Account Information: Decoded data including:

  • nonce: Number of transactions sent from this account
  • free: Available balance
  • reserved: Balance locked for specific purposes
  • frozen: Balance that cannot be transferred
The storage key structure is:
  • First 16 bytes: Pallet identifier hash
  • Next 16 bytes: Storage item identifier hash
  • Remaining bytes: The actual key data (account ID in this case)

Key Concepts

Storage Keys

Every piece of data on the blockchain has a unique storage key.
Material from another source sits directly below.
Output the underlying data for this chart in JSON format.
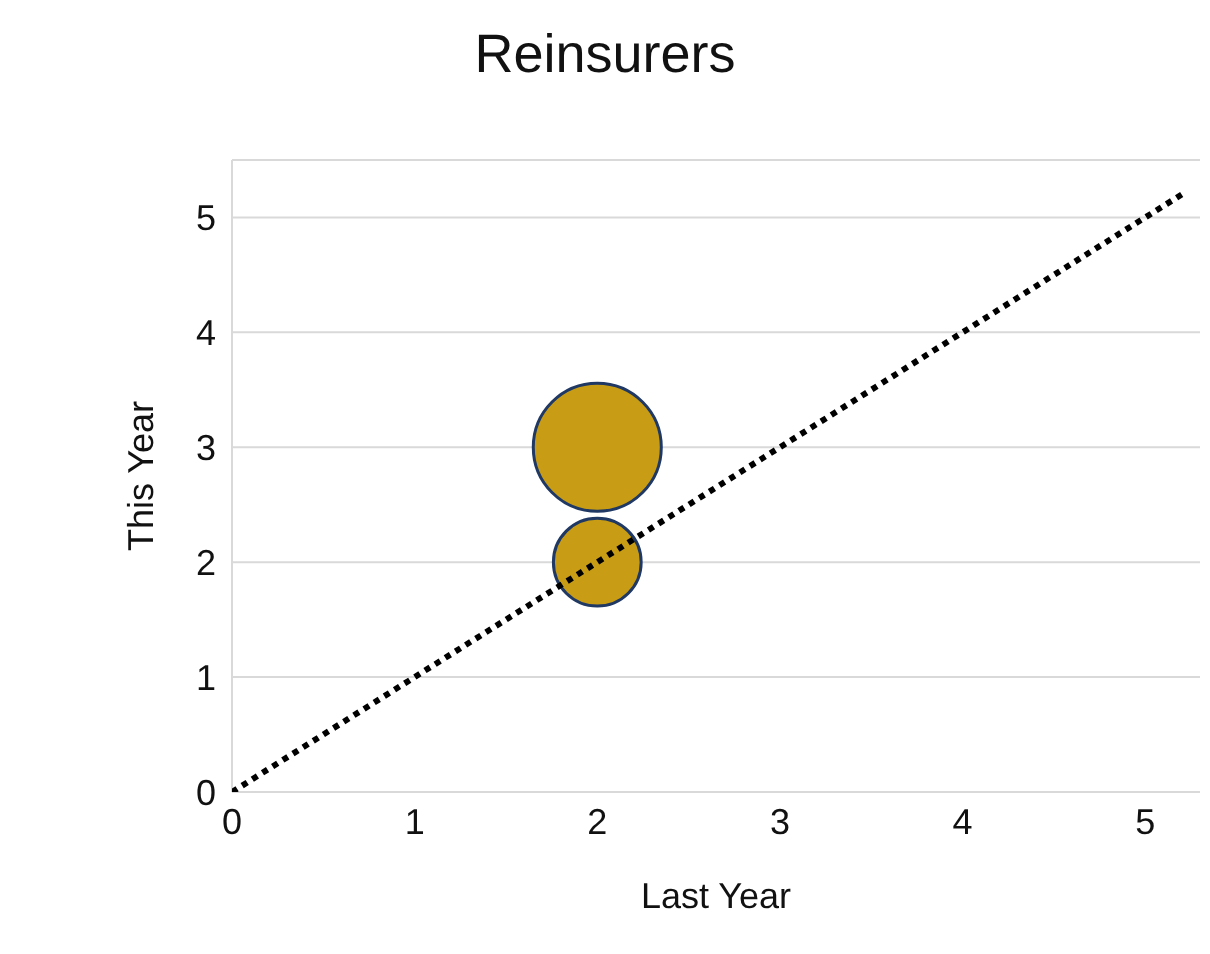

Polkadart helps you:

  • Generate the correct storage keys
  • Query data using these keys
  • Decode the returned values

SCALE Codec

The SCALE codec is used throughout Polkadot for efficient data encoding:

// Decode any SCALE-encoded data
final decoded = SomeTypeCodec().decode(ByteInput(encodedData));

// Encode data to SCALE format
final encoded = SomeTypeCodec().encode(myData);

Type Safety

Generated types ensure you're working with the correct data structures:

// Type-safe query with auto-completion
final balance = await polkadot.query.system.account(accountId);
// balance is strongly typed as AccountInfo

🎉 Congratulations! You've successfully queried and decoded blockchain data!